Doveva essere, per comune decisione di tutte le forze che lo avevano organizzato, un corteo pacificamente indignato, popolare e accogliente. Durante e dopo il corteo si sarebbero dovute produrre, promosse da diverse organizzazioni, performance e azioni diverse. In molti si sarebbero accampati per la notte a San Giovanni, al Colosseo e ai Fori Imperiali per simboleggiare –attraverso la riappropriazione delle piazze e delle strade- la volontà di riprendersi il diritto alla partecipazione, la democrazia, i diritti di cittadinanza.
Nulla di questo si è potuto realizzare. Alcune centinaia di persone, del tutto sconosciute al comitato organizzatore del corteo,  hanno deciso di spazzare via centinaia di migliaia di manifestanti, espropriandoli del loro diritto a manifestare. Niente che a vedere con la rabbia contro il potere e i responsabili della crisi: la furia si è rivolta invece contro il gigantesco e straordinario corteo degli indignati italiani.
Il corteo, dove ogni spezzone aveva il compito di garantire la sua autotutela in modo coordinato con gli altri, niente ha potuto contro un attacco così brutale, prolungato, diretto.

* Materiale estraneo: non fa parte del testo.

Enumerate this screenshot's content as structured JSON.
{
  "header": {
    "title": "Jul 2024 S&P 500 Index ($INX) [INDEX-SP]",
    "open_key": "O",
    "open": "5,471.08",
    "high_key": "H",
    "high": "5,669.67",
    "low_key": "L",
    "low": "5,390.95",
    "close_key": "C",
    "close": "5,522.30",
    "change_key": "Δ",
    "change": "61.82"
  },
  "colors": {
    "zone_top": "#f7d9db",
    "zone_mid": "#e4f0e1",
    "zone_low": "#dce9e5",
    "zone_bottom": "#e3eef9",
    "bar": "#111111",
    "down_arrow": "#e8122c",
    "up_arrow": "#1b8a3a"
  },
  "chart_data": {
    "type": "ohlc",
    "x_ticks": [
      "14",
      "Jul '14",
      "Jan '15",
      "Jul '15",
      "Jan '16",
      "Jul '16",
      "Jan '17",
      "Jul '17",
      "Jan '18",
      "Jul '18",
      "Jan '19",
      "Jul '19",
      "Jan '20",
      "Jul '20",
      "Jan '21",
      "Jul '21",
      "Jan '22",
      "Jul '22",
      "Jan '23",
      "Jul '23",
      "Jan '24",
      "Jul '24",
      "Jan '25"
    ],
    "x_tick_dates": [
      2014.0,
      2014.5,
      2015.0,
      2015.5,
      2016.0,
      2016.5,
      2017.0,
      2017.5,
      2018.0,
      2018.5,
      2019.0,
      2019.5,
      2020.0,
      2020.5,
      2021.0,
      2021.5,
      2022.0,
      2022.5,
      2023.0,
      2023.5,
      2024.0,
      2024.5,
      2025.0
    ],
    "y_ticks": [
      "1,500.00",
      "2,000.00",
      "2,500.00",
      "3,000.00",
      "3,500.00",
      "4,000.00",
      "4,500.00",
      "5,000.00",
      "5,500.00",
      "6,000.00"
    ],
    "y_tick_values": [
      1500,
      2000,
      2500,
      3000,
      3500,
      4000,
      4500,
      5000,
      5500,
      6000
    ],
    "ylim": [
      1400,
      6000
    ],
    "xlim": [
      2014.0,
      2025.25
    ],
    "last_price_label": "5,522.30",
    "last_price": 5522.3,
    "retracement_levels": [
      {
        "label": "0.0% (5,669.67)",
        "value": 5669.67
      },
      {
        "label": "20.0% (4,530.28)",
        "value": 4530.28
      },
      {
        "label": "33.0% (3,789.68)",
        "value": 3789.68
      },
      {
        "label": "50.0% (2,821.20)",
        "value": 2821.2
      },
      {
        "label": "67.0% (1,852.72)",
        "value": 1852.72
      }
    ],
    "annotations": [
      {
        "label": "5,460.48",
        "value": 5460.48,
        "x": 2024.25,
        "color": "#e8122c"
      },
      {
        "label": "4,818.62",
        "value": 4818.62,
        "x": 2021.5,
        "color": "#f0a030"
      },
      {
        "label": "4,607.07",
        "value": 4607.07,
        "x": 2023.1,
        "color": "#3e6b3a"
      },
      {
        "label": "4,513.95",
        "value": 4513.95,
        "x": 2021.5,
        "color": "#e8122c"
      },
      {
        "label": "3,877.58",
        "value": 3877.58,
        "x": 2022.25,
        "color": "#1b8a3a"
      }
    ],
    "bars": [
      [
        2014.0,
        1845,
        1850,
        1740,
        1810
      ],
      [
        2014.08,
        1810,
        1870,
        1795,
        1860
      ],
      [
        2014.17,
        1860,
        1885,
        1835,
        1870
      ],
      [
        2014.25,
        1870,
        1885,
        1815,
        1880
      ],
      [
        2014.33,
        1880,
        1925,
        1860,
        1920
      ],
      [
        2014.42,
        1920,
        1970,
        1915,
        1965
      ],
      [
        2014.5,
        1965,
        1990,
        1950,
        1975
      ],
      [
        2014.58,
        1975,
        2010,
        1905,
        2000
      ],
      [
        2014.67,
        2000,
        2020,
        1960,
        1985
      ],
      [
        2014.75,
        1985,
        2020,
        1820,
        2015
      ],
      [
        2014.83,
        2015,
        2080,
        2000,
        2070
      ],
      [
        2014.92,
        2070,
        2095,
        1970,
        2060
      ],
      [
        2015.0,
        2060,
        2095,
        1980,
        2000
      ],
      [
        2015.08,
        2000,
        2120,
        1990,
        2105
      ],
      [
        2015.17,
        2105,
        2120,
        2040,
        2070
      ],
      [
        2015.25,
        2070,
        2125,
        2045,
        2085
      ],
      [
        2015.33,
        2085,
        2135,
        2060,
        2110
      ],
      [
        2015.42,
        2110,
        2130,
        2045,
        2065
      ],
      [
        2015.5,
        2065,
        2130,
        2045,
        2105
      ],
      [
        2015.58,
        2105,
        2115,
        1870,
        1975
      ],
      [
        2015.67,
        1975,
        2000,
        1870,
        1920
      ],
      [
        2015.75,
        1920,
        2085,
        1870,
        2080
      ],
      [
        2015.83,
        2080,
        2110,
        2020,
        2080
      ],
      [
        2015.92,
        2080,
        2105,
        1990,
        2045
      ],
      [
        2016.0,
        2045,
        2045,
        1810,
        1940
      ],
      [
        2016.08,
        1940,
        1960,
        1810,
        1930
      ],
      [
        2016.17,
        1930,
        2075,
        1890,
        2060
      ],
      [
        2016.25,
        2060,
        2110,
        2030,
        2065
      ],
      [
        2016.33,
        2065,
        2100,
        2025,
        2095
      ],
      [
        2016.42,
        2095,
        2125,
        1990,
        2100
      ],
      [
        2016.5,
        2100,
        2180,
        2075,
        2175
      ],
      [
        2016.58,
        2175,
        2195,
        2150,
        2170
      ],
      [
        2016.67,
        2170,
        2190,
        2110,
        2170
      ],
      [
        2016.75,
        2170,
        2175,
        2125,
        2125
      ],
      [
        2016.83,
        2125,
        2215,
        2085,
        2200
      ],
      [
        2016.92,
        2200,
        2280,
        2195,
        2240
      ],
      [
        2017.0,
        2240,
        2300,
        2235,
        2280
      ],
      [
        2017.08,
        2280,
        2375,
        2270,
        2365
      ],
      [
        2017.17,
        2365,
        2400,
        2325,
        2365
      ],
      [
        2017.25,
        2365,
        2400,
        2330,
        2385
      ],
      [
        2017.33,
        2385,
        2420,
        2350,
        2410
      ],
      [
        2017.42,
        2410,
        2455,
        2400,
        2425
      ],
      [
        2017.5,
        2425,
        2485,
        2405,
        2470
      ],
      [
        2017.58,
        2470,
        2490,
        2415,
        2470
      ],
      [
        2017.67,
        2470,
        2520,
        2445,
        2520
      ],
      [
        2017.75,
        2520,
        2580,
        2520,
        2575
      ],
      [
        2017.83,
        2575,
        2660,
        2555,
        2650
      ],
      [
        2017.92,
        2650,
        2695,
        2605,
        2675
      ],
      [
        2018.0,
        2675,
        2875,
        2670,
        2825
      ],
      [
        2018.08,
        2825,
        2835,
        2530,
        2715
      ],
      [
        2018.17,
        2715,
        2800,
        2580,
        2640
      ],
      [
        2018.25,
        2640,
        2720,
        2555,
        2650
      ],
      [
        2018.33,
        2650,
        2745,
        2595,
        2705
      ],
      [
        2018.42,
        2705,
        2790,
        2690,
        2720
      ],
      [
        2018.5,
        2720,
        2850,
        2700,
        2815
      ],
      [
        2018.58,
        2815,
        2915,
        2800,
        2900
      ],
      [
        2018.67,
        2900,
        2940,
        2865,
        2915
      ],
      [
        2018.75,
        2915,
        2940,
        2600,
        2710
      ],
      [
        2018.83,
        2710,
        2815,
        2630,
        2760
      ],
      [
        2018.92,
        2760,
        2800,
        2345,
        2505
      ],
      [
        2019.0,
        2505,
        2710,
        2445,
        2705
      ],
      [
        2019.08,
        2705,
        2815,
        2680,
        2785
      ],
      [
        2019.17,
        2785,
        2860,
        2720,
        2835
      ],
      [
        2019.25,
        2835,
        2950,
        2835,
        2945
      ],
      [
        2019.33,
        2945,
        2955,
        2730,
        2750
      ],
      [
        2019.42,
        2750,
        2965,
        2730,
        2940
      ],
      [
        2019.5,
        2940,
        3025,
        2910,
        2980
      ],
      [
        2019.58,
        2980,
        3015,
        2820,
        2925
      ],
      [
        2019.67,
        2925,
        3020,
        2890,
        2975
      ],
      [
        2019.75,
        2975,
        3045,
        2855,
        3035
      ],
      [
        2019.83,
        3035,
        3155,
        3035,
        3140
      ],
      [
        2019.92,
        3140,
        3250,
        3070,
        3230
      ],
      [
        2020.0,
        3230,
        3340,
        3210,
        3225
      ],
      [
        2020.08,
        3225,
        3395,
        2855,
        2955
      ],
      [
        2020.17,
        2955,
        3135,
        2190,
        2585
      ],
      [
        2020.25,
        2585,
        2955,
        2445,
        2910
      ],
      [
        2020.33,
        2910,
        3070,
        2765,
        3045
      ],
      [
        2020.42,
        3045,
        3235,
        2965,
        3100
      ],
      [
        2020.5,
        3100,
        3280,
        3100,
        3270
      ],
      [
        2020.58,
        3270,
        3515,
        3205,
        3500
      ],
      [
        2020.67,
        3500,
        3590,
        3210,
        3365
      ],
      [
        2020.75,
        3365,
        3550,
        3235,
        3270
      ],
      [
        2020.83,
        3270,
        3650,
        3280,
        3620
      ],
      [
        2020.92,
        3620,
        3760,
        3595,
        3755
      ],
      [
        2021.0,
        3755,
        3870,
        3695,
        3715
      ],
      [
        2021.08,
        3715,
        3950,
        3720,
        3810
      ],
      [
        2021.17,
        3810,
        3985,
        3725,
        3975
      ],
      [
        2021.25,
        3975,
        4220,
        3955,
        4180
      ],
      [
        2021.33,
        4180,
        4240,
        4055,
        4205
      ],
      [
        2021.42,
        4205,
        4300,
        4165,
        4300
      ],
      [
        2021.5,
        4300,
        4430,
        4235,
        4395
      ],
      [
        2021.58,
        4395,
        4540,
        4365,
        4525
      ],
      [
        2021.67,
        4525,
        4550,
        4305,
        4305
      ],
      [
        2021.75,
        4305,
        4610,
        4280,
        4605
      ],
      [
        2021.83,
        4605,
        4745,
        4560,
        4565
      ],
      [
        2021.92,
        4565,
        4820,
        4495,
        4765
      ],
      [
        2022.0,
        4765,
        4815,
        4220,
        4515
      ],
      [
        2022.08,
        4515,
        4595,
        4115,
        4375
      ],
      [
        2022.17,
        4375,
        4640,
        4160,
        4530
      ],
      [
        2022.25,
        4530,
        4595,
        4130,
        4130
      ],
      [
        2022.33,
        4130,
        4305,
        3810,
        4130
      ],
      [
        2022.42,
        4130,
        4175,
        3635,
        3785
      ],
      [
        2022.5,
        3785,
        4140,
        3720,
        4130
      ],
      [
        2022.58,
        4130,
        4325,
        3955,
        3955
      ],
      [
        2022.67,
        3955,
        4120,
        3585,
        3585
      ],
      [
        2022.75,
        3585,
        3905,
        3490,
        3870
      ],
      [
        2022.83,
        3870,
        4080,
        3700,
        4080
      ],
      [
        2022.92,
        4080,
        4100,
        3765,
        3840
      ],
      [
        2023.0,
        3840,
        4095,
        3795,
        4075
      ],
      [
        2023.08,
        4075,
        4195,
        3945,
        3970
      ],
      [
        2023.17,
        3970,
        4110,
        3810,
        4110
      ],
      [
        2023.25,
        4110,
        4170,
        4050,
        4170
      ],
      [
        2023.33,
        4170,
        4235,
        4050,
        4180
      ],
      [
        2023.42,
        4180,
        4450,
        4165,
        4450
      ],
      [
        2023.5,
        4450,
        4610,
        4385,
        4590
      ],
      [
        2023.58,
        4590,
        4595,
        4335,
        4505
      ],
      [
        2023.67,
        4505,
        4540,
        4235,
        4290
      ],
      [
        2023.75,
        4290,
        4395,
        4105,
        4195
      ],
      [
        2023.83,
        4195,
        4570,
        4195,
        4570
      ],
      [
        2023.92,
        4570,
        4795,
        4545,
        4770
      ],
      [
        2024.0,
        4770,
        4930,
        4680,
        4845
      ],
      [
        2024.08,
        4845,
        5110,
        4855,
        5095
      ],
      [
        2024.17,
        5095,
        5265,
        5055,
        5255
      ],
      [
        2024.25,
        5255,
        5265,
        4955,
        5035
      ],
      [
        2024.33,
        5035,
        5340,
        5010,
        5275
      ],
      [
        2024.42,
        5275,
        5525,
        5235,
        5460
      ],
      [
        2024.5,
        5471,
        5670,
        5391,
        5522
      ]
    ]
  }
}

Chi ci ha provato, come il militante di Sel che ha cercato di evitare l’esplosione di una bomba carta gettata in mezzo ai manifestanti, ha perso due dita e versa in gravi condizioni. A Piazza San Giovanni, migliaia di persone indifese sono state terrorizzate – oltre che dalle brutalità degli incappucciati -anche dalle cariche della polizia che inseguiva i violenti.
Una ferita grande e profonda è stata inferta al mezzo milione di persone che era in piazza, e ai milioni di simpatizzanti di un movimento nuovo, giovane, pacifico che rappresenta la legittima protesta di interi settori di popolazione e delle nuove generazioni. Già altre volte nel nostro Paese la violenza ha cercato di fermare il vento della partecipazione. Non ci è mai riuscita, anzi ha fatto scendere in campo nuove e più forti energie di cittadinanza. Sappiamo che sarà così anche questa volta, e che le ragioni dei milioni di indignati di questo Paese troveranno il modo, sin da domani, di farsi valere come meritano.